Roberto Rillo Bíscaro
Sexta-feira passada, a Netflix liberou os 13 capítulos da
quarta temporada de House of Cards (HoC) e mergulhei em 2 dias de maratona. A
série se recuperou da terceira temporada, quando Frank Underwood mais respondia
a estímulos do que protagonizava. Dividida em 2 grandes arcos narrativos, a
outrora sensação do serviço de streaming finalmente
abandonou pretensões shakespereanas pra assumir seu caráter de novelão. Ainda
tenta travestir-se de drama político “sério”, mas não é. E não há defeito nisso
desde que divirta, e HoC4 cumpre esse requisito.

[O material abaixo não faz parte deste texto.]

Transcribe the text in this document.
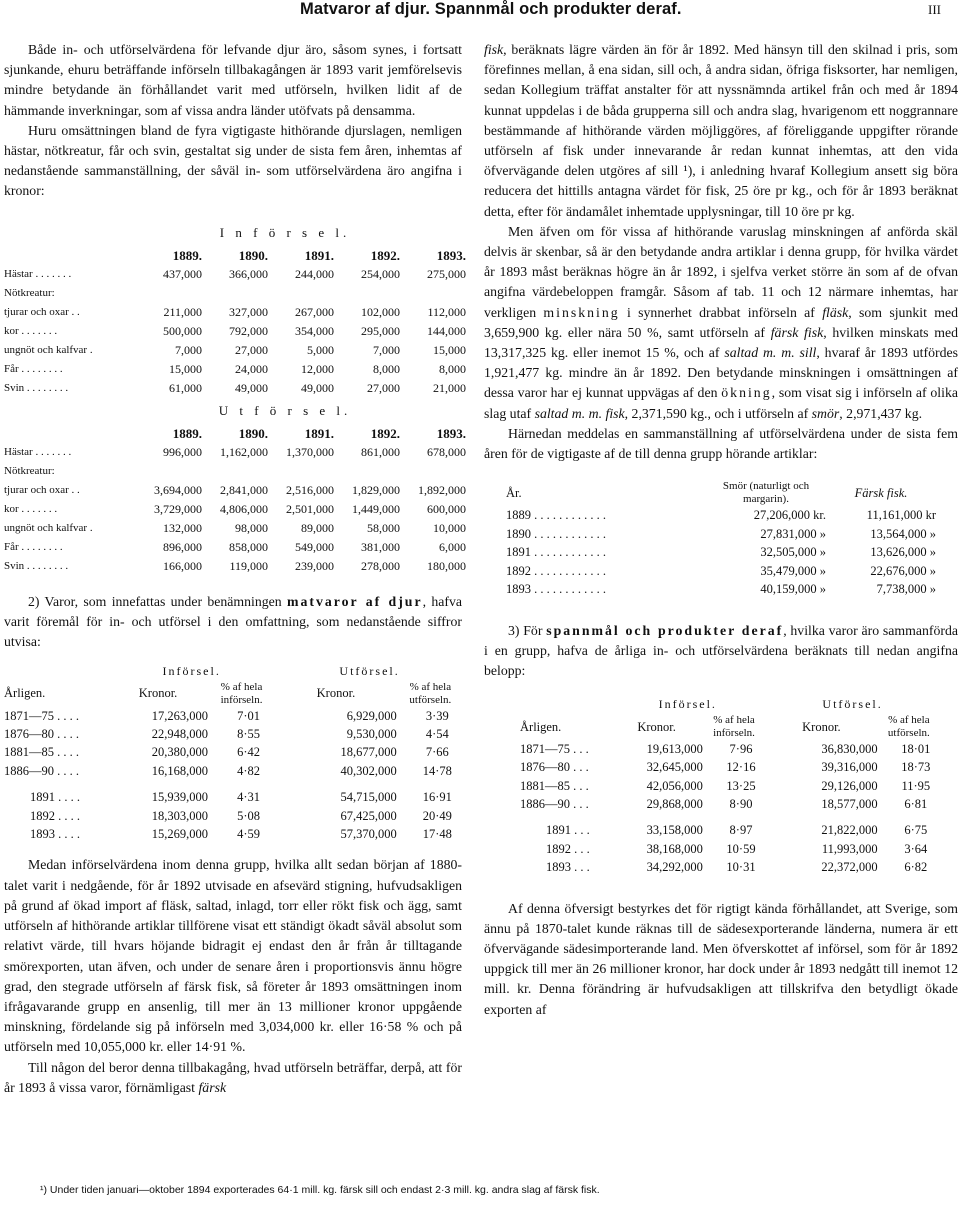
Matvaror af djur. Spannmål och produkter deraf.	III

Både in- och utförselvärdena för lefvande djur äro, såsom synes, i fortsatt sjunkande, ehuru beträffande införseln tillbakagången är 1893 varit jemförelsevis mindre betydande än förhållandet varit med utförseln, hvilken lidit af de hämmande inverkningar, som af vissa andra länder utöfvats på densamma.

Huru omsättningen bland de fyra vigtigaste hithörande djurslagen, nemligen hästar, nötkreatur, får och svin, gestaltat sig under de sista fem åren, inhemtas af nedanstående sammanställning, der såväl in- som utförselvärdena äro angifna i kronor:

I n f ö r s e l.					
	1889.	1890.	1891.	1892.	1893.
Hästar . . . . . . .	437,000	366,000	244,000	254,000	275,000
Nötkreatur:					
tjurar och oxar . .	211,000	327,000	267,000	102,000	112,000
kor . . . . . . .	500,000	792,000	354,000	295,000	144,000
ungnöt och kalfvar .	7,000	27,000	5,000	7,000	15,000
Får . . . . . . . .	15,000	24,000	12,000	8,000	8,000
Svin . . . . . . . .	61,000	49,000	49,000	27,000	21,000
U t f ö r s e l.					
	1889.	1890.	1891.	1892.	1893.
Hästar . . . . . . .	996,000	1,162,000	1,370,000	861,000	678,000
Nötkreatur:					
tjurar och oxar . .	3,694,000	2,841,000	2,516,000	1,829,000	1,892,000
kor . . . . . . .	3,729,000	4,806,000	2,501,000	1,449,000	600,000
ungnöt och kalfvar .	132,000	98,000	89,000	58,000	10,000
Får . . . . . . . .	896,000	858,000	549,000	381,000	6,000
Svin . . . . . . . .	166,000	119,000	239,000	278,000	180,000

2) Varor, som innefattas under benämningen matvaror af djur, hafva varit föremål för in- och utförsel i den omfattning, som nedanstående siffror utvisa:

	Införsel.		Utförsel.	
Årligen.	Kronor.	% af hela införseln.	Kronor.	% af hela utförseln.
1871—75 . . . .	17,263,000	7·01	6,929,000	3·39
1876—80 . . . .	22,948,000	8·55	9,530,000	4·54
1881—85 . . . .	20,380,000	6·42	18,677,000	7·66
1886—90 . . . .	16,168,000	4·82	40,302,000	14·78

1891 . . . .	15,939,000	4·31	54,715,000	16·91
1892 . . . .	18,303,000	5·08	67,425,000	20·49
1893 . . . .	15,269,000	4·59	57,370,000	17·48

Medan införselvärdena inom denna grupp, hvilka allt sedan början af 1880-talet varit i nedgående, för år 1892 utvisade en afsevärd stigning, hufvudsakligen på grund af ökad import af fläsk, saltad, inlagd, torr eller rökt fisk och ägg, samt utförseln af hithörande artiklar tillförene visat ett ständigt ökadt såväl absolut som relativt värde, till hvars höjande bidragit ej endast den år från år tilltagande smörexporten, utan äfven, och under de senare åren i proportionsvis ännu högre grad, den stegrade utförseln af färsk fisk, så företer år 1893 omsättningen inom ifrågavarande grupp en ansenlig, till mer än 13 millioner kronor uppgående minskning, fördelande sig på införseln med 3,034,000 kr. eller 16·58 % och på utförseln med 10,055,000 kr. eller 14·91 %.

Till någon del beror denna tillbakagång, hvad utförseln beträffar, derpå, att för år 1893 å vissa varor, förnämligast färsk

fisk, beräknats lägre värden än för år 1892. Med hänsyn till den skilnad i pris, som förefinnes mellan, å ena sidan, sill och, å andra sidan, öfriga fisksorter, har nemligen, sedan Kollegium träffat anstalter för att nyssnämnda artikel från och med år 1894 kunnat uppdelas i de båda grupperna sill och andra slag, hvarigenom ett noggrannare bestämmande af hithörande värden möjliggöres, af föreliggande uppgifter rörande utförseln af fisk under innevarande år redan kunnat inhemtas, att den vida öfvervägande delen utgöres af sill ¹), i anledning hvaraf Kollegium ansett sig böra reducera det hittills antagna värdet för fisk, 25 öre pr kg., och för år 1893 beräknat detta, efter för ändamålet inhemtade upplysningar, till 10 öre pr kg.

Men äfven om för vissa af hithörande varuslag minskningen af anförda skäl delvis är skenbar, så är den betydande andra artiklar i denna grupp, för hvilka värdet år 1893 måst beräknas högre än år 1892, i sjelfva verket större än som af de ofvan angifna värdebeloppen framgår. Såsom af tab. 11 och 12 närmare inhemtas, har verkligen minskning i synnerhet drabbat införseln af fläsk, som sjunkit med 3,659,900 kg. eller nära 50 %, samt utförseln af färsk fisk, hvilken minskats med 13,317,325 kg. eller inemot 15 %, och af saltad m. m. sill, hvaraf år 1893 utfördes 1,921,477 kg. mindre än år 1892. Den betydande minskningen i omsättningen af dessa varor har ej kunnat uppvägas af den ökning, som visat sig i införseln af olika slag utaf saltad m. m. fisk, 2,371,590 kg., och i utförseln af smör, 2,971,437 kg.

Härnedan meddelas en sammanställning af utförselvärdena under de sista fem åren för de vigtigaste af de till denna grupp hörande artiklar:

År.	Smör (naturligt och margarin).	Färsk fisk.
1889 . . . . . . . . . . . .	27,206,000 kr.	11,161,000 kr
1890 . . . . . . . . . . . .	27,831,000 »	13,564,000 »
1891 . . . . . . . . . . . .	32,505,000 »	13,626,000 »
1892 . . . . . . . . . . . .	35,479,000 »	22,676,000 »
1893 . . . . . . . . . . . .	40,159,000 »	7,738,000 »

3) För spannmål och produkter deraf, hvilka varor äro sammanförda i en grupp, hafva de årliga in- och utförselvärdena beräknats till nedan angifna belopp:

	Införsel.		Utförsel.	
Årligen.	Kronor.	% af hela införseln.	Kronor.	% af hela utförseln.
1871—75 . . .	19,613,000	7·96	36,830,000	18·01
1876—80 . . .	32,645,000	12·16	39,316,000	18·73
1881—85 . . .	42,056,000	13·25	29,126,000	11·95
1886—90 . . .	29,868,000	8·90	18,577,000	6·81

1891 . . .	33,158,000	8·97	21,822,000	6·75
1892 . . .	38,168,000	10·59	11,993,000	3·64
1893 . . .	34,292,000	10·31	22,372,000	6·82

Af denna öfversigt bestyrkes det för rigtigt kända förhållandet, att Sverige, som ännu på 1870-talet kunde räknas till de sädesexporterande länderna, numera är ett öfvervägande sädesimporterande land. Men öfverskottet af införsel, som för år 1892 uppgick till mer än 26 millioner kronor, har dock under år 1893 nedgått till inemot 12 mill. kr. Denna förändring är hufvudsakligen att tillskrifva den betydligt ökade exporten af

¹) Under tiden januari—oktober 1894 exporterades 64·1 mill. kg. färsk sill och endast 2·3 mill. kg. andra slag af färsk fisk.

No fim de HoC3, Claire estava de mal com Frank e a ênfase
da meia dúzia de capítulos iniciais é resolver esse arco dramático. Um dos
charmes de House of Cards era a química do casal. Nada de arrependimentos ou
fricções internas; eles são ambiciosos, brutais, enfim, sociopatas
colaborativos. O suposto “mistério” da relação fazia parte do hype pra tentar ser mais do que soap. Mas o que há é que Frank é bibona
enrustida e recalcada e a mimada riquinha Claire quer ser dona do mundo; juntos
conseguem isso mais facilmente, mas de vez em quando um necessita sexualmente
do que o outro não pode oferecer, daí rola um a três ou similar. Aliás, o roteiro
“esquece” da homossexualidade de Underwood, por quê? Não estamos na era da
inclusão?
A temporada resolve esse cisma underwoodiano de forma
eficiente e com reviravolta de golpes dramáticos deliciosamente baixos e
implausíveis, dignos de novelão. HoC só é diferente de Scandal, porque é mais
morosa. Talvez faça parte da pose de ser thriller político “serio”, mas mesmo
em apenas 13 capítulos houve momentinhos em que fui à pipihouse sem pausar a TV. Tudo bem que meu banheiro é adjacente ao
quarto, mas...
Birra resolvida, hora de seguir a procissão de
arrasamento de vidas pelos Underwood e como é ano de eleição o casal
concorrente é um prato cheio. O jovem ex-militar narcisista viciado em divulgar
tudo pelas redes sociais é tão “perfeitinho” que não poucos espectadores, mesmo
sem admitir, devem ter torcido pros estéreis e combalidos Underwood
destruírem-nos sem piedade. Aí pode estar um dos trunfos do casal malvado: no
fundo, ele é um senhor de meia-idade de cabelo cada vez mais branco e não muito
atraente; ela uma mulher sem filhos e fria (aliás, como consegue índices tão
altos de amor popular sendo gélida daquele jeito?); ambos admitem seus
defeitos. Quando colocados perante oponentes jovens, bonitos de comercial de
creme dental, tudo que a maioria não é, alguma centelha Underwood brilha dentro
de muitos coraçõezinhos secretamente empedrados. Mas não se preocupe que o
roteiro logo deixa o maridão oponente na corrida presidencial bem menos
simpático, daí pode-se aceitar sua destruição de “alma limpa”, como algo
“merecido”. Não estou dizendo que ele será arrasado nessa quarta temporada, mas
não ficará impávido colosso. A esposa é boazinha, mas como ela é inglesa e a
série ianque, tudo bem, pode ser destruída: vingança colonial.
Como se pouco fosse, a corrida presidencial (a chapa de
Frank é pura novela, delícia, amei!) é apenas um dos desafios aos Underwood na
segunda parte da temporada. Típico da endogenia incestuosa das soap operas, personagens antigas
repovoam a trama, procurando vingança. Ainda há terrorismo saído do nada, sem
preparação de terreno. Pra 13 episódios, muito parece tirado da cartola sem boa
carpintaria dramática. Também há eutanásia, (tentativa de) assassinato,
revelações bombásticas oportunas, chantagem, alucinações, mirabolices de
espionagem cibernética de conspiração e mais. E uma cena final de arrepiar fãs
de JR Ewing, Alexis Morel Carrington Colby Dexter, Victoria e Conrad Grayson e
toda essa gente linda e malvada. Se você procura drama político “sério”, seu negócio
é a dinamarquesa Borgen.
O elenco continua supimpa; o recurso do diálogo com o
expectador não é muito mais usado, mas voltou nas cenas onde Frank precisa
explicar segundas intenções; algumas tiradas são genialmente melodramáticas.
Pena que o presidente russo Victor Petrov apareça apenas um par de vezes.
Netflix, quero uma série com ele!
Por que em um mundo onde a política tem caricaturas de
mau gosto como Trumps e Cunhas, vemos HoC? Porque Claire é muito mais etérea e
chique e sua sordidez é ficção.
Ai Roberto fazendo o que gosta. Parabéns.